Ce vendredi 8 mai sera une date importante dans la lutte
contre le coronavirus en Suisse. Le Conseil fédéral
devra débattre de l’application pour tracer les personnes
porteuses de la maladie et présenter son plan d’action. Le
programme, développé notamment par l’EPFL, pourrait
être testé sur un nombre restreint de personnes dès la
semaine prochaine, avant un possible lancement pour le
grand public fin mai.

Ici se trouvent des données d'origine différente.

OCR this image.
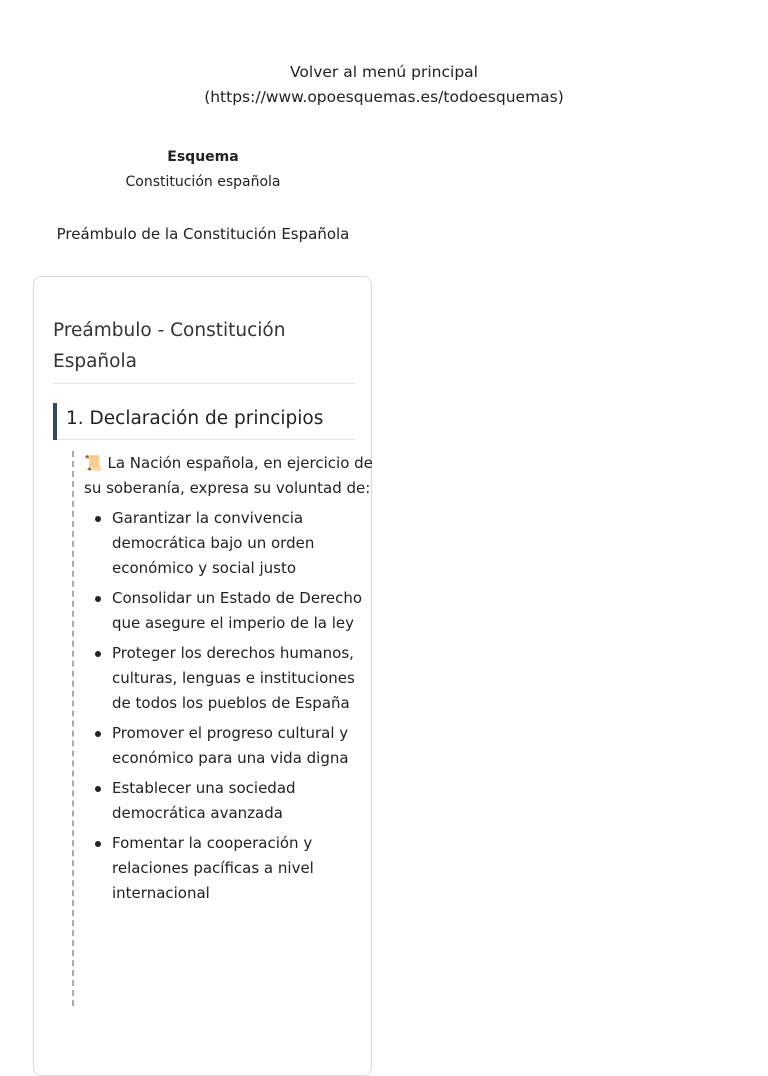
Volver al menú principal
(https://www.opoesquemas.es/todoesquemas)
Esquema
Constitución española
Preámbulo de la Constitución Española
Preámbulo - Constitución Española
1. Declaración de principios
📜 La Nación española, en ejercicio de su soberanía, expresa su voluntad de:
Garantizar la convivencia democrática bajo un orden económico y social justo
Consolidar un Estado de Derecho que asegure el imperio de la ley
Proteger los derechos humanos, culturas, lenguas e instituciones de todos los pueblos de España
Promover el progreso cultural y económico para una vida digna
Establecer una sociedad democrática avanzada
Fomentar la cooperación y relaciones pacíficas a nivel internacional
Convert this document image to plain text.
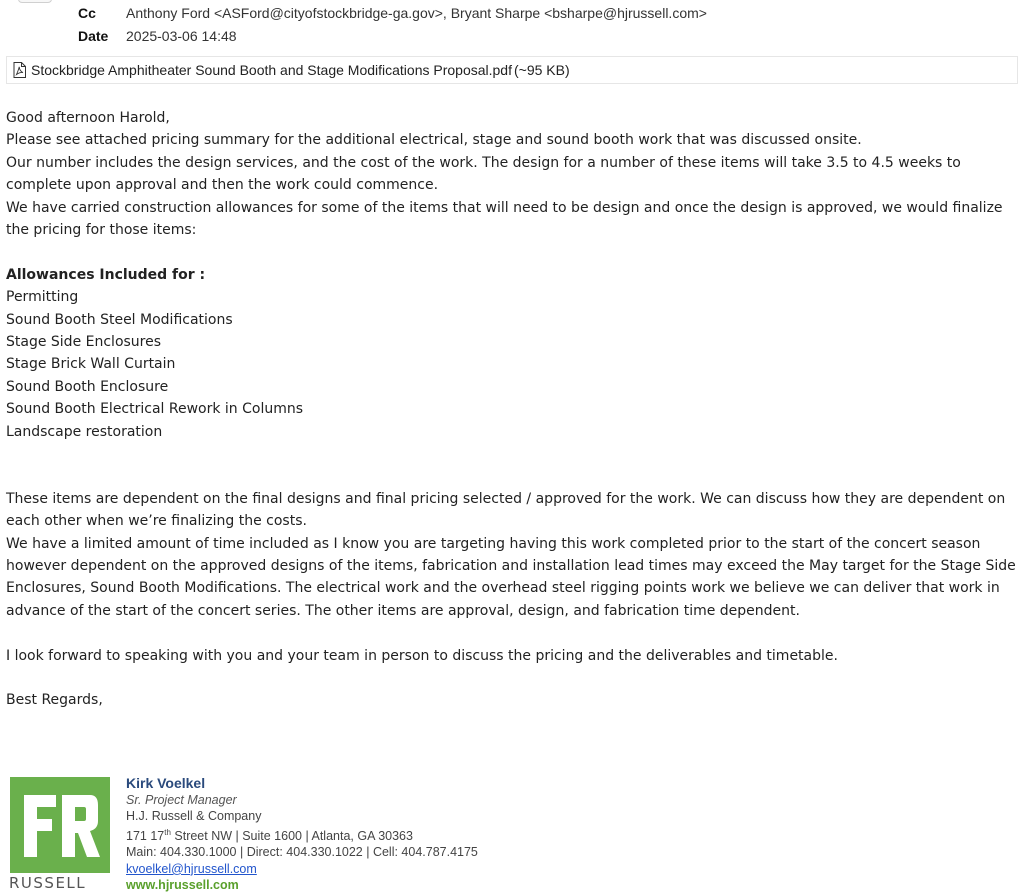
Cc Anthony Ford <ASFord@cityofstockbridge-ga.gov>, Bryant Sharpe <bsharpe@hjrussell.com>
Date 2025-03-06 14:48
Stockbridge Amphitheater Sound Booth and Stage Modifications Proposal.pdf (~95 KB)

Good afternoon Harold,

Please see attached pricing summary for the additional electrical, stage and sound booth work that was discussed onsite.

Our number includes the design services, and the cost of the work. The design for a number of these items will take 3.5 to 4.5 weeks to complete upon approval and then the work could commence.

We have carried construction allowances for some of the items that will need to be design and once the design is approved, we would finalize the pricing for those items:

Allowances Included for :

Permitting

Sound Booth Steel Modifications

Stage Side Enclosures

Stage Brick Wall Curtain

Sound Booth Enclosure

Sound Booth Electrical Rework in Columns

Landscape restoration

These items are dependent on the final designs and final pricing selected / approved for the work. We can discuss how they are dependent on each other when we’re finalizing the costs.

We have a limited amount of time included as I know you are targeting having this work completed prior to the start of the concert season however dependent on the approved designs of the items, fabrication and installation lead times may exceed the May target for the Stage Side Enclosures, Sound Booth Modifications. The electrical work and the overhead steel rigging points work we believe we can deliver that work in advance of the start of the concert series. The other items are approval, design, and fabrication time dependent.

I look forward to speaking with you and your team in person to discuss the pricing and the deliverables and timetable.

Best Regards,

RUSSELL
Kirk Voelkel
Sr. Project Manager
H.J. Russell & Company
171 17th Street NW | Suite 1600 | Atlanta, GA 30363
Main: 404.330.1000 | Direct: 404.330.1022 | Cell: 404.787.4175
kvoelkel@hjrussell.com
www.hjrussell.com
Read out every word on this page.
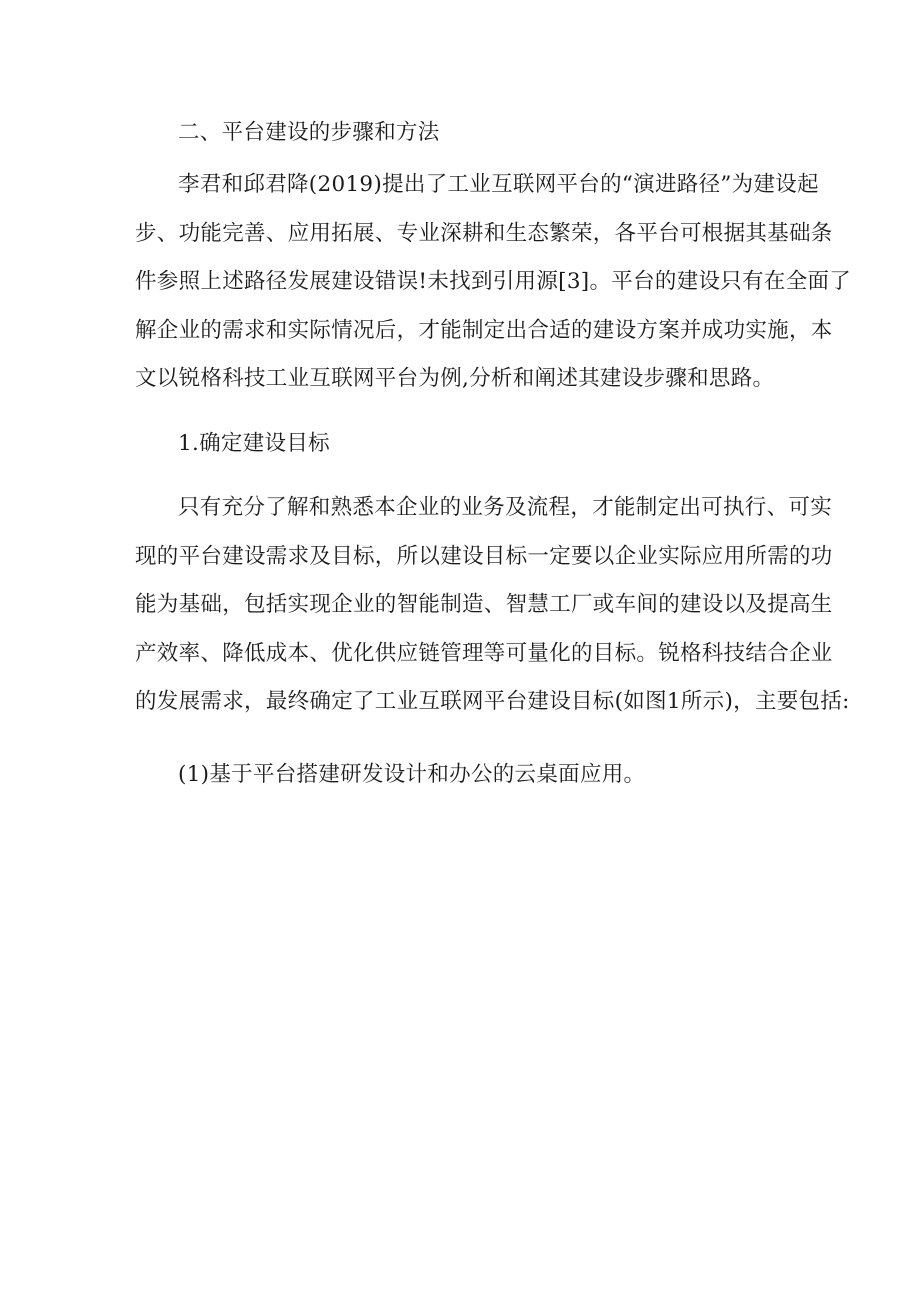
二、平台建设的步骤和方法
李君和邱君降(2019)提出了工业互联网平台的“演进路径”为建设起
步、功能完善、应用拓展、专业深耕和生态繁荣，各平台可根据其基础条
件参照上述路径发展建设错误!未找到引用源[3]。平台的建设只有在全面了
解企业的需求和实际情况后，才能制定出合适的建设方案并成功实施，本
文以锐格科技工业互联网平台为例,分析和阐述其建设步骤和思路。
1.确定建设目标
只有充分了解和熟悉本企业的业务及流程，才能制定出可执行、可实
现的平台建设需求及目标，所以建设目标一定要以企业实际应用所需的功
能为基础，包括实现企业的智能制造、智慧工厂或车间的建设以及提高生
产效率、降低成本、优化供应链管理等可量化的目标。锐格科技结合企业
的发展需求，最终确定了工业互联网平台建设目标(如图1所示)，主要包括:
(1)基于平台搭建研发设计和办公的云桌面应用。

D’ici là, il vaut la peine de s’intéresser
à Singapour. Un temps loué pour sa rapidité à lancer une
application similaire, ce pays d’Asie a subitement mis en
place un système de surveillance à large échelle.

En lançant le 20 mars son application, Singapour est l’un
des premiers, si ce n’est le premier Etat – Chine mise à part
– à lancer un programme de traçage du virus. Le
programme TraceTogether, développé par l’Etat, est
proposé de manière volontaire et anonyme. Il se base sur la
technologie Bluetooth pour détecter si deux individus sont
restés à proximité l’un de l’autre durant plus de quinze
minutes. Singapour a lancé TraceTogether après avoir fermé
partiellement ses frontières et imposé des mesures de
quarantaine aux voyageurs.

Attaque contre la Suisse
Le 15 mars, avant le lancement de son application,
Lawrence Wong, ministre du Développement national, s’en
est pris à la Suisse et au Royaume-Uni, où les infections
sont en hausse: «C’est comme si ces pays avaient
abandonné toute mesure pour contenir ou limiter la
propagation du virus.» Singapour n’enregistre alors qu’une
vingtaine de nouvelles infections par jour.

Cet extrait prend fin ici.